Part of the debate – in the Senedd at 4:00 pm on 2 February 2021.
Thank you for the comments and questions. I should just point out that in 27 of the 28 cases reviewed there were modifiable factors. It's in 19 of the 28 that there were major factors that could be reasonably expected to have led to a different outcome. That's important, I think, because it does show that, in 19 of the 28, there could have been a difference. In the others, those challenges, modifiable factors in care, would have made a difference to that person, but not necessarily affect the overall outcome. Many of us will know that the complaints we receive are often about the experience that people have of their care; even if the clinical outcome would be the same, a person's experience could be radically different in receiving the same outcome. It's important to recognise all of those different aspects in the improvement work that is still required.
I should say, though, that I think it's perhaps unfair to draw out the clinical negligence increase without any context, and equally the nosocomial transmission within hospitals. Because, of course—and you will understand this, Angela, as will some people watching this—the difference in an increase of that magnitude in clinical negligence payments could be one individual case. A traumatic incident at an early point in time could lead to a very high award. So, actually, it's really about the number and the magnitude, and I think there needs to be more context in that.
It's the same thing with the point about nosocomial transmission—so, those people that acquire COVID, likely or confirmed, from a healthcare setting. Actually, we know that it's a feature; when we have rates of community transmission, you will see those in health and care settings. Members who live in those communities are going to have transmission events and they're at greater risk because of the workplace that they operate in. So, actually, the COVID deaths are not really because of the way that our hospitals operate in terms of a major feature; they're actually a feature of community transmission, and the reality of where there are risk factors in the population. There's no surprise that areas of the greatest economic inequality in any part of the UK are the ones where we've seen the greatest amount of harm being caused. So, I wouldn't want to try to point out that those two issues somehow indicate a broader failing within the health board.
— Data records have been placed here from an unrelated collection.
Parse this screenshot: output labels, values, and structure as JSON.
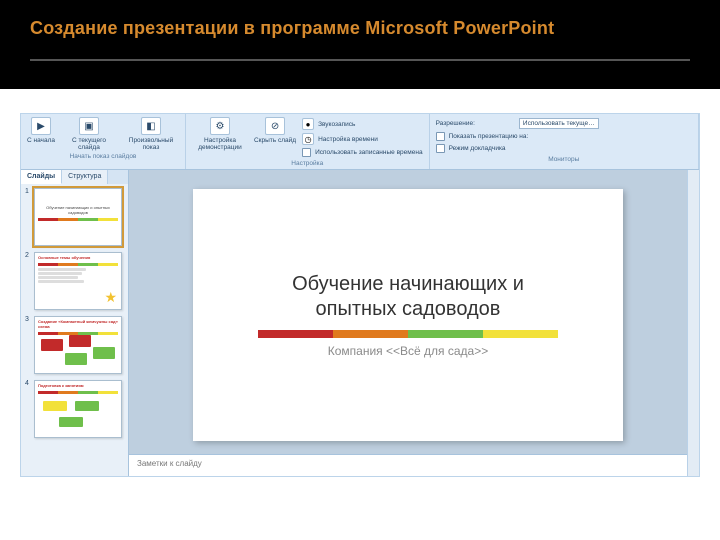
{
  "page": {
    "title": "Создание презентации в программе Microsoft PowerPoint"
  },
  "ribbon": {
    "group1": {
      "btn1": "С начала",
      "btn2": "С текущего слайда",
      "btn3": "Произвольный показ",
      "title": "Начать показ слайдов"
    },
    "group2": {
      "btn1": "Настройка демонстрации",
      "btn2": "Скрыть слайд",
      "chk1": "Звукозапись",
      "chk2": "Настройка времени",
      "chk3": "Использовать записанные времена",
      "title": "Настройка"
    },
    "group3": {
      "label1": "Разрешение:",
      "select1": "Использовать текуще…",
      "chk1": "Показать презентацию на:",
      "chk2": "Режим докладчика",
      "title": "Мониторы"
    }
  },
  "sidepane": {
    "tab1": "Слайды",
    "tab2": "Структура",
    "thumbs": [
      {
        "num": "1",
        "title": "Обучение начинающих и опытных садоводов"
      },
      {
        "num": "2",
        "title": "Основные темы обучения"
      },
      {
        "num": "3",
        "title": "Создание «Компактный жемчужны сад» схема"
      },
      {
        "num": "4",
        "title": "Подготовка к занятиям"
      }
    ]
  },
  "slide": {
    "title_line1": "Обучение начинающих и",
    "title_line2": "опытных садоводов",
    "subtitle": "Компания <<Всё для сада>>",
    "colors": {
      "red": "#c22a2a",
      "orange": "#e07a1e",
      "green": "#6fbf4b",
      "yellow": "#f2e13a"
    }
  },
  "notes": {
    "placeholder": "Заметки к слайду"
  }
}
That doesn't mean that there is nothing to do in terms of learning from either of those points. In every clinical negligence case, there should be a point of learning and understanding what went wrong. In every instance of nosocomial transmission, there should be a point of learning and understanding how to get back on top of that, and whether it is about infection prevention and control practice, or whether it's wholly a feature of community transmission. I just wouldn't want it to be a given that that, without more context, is, if you like, a warning sign. Because, actually, there's an awful lot of attention being paid to this health board during the COVID pandemic. They have made significant moves in terms of changing the way they operate, and I think have drawn a lot of credit. It's actually improved relationships with the health board and the local public, because they've had to do so much together. I think it's engendered a level of trust and openness that is really important not to lose sight of, just as it has done in other parts of the country.
It's also worth reflecting that, of course, the independent panel is providing regular quarterly reports still. So, this is the clinical review report. We'll still expect there to be a quarterly report looking at the broader progress being made against the 70 recommendations that were made. Fifty of those 70 recommendations have been completed, the other 20 are in progress. Most of those now relate to the cultural changes that still need to take place. Cultural change—again, you'll be familiar with this, Angela—doesn't happen in the space of a few months, and it takes time not just for it to take place, but for it then to be confirmed that cultural change is embedded and secured and sustainable. There's always a risk that, after an improvement, you can start to see complacency return. That's why the board functioning effectively and not just leadership at an executive level, but actually through each of the wards and the community settings, is so important as well.
I hope to get to the point where a future health Minister will be able to confirm that the independent panel's work is done, but we'll still need to make sure that other board processes work effectively. I do think people should take some assurance from not just the panel being there now, but the fact that the health board's own quality and safety committee recognised that it wanted more assurance about neonatal services. So, there's been a proper conversation between the health board and the panel. There's been no attempt to deny that there is a need for further assurance, and that, I think, does reflect the sort of openness that we would want to see. That's why I have agreed to the recommendation formally, and I will return with a statement for Members in the future when we've confirmed who the two additions will be. Because this really is about restoring the trust and confidence the public should have, and that staff should have, and, indeed, Members will want to know exists as well.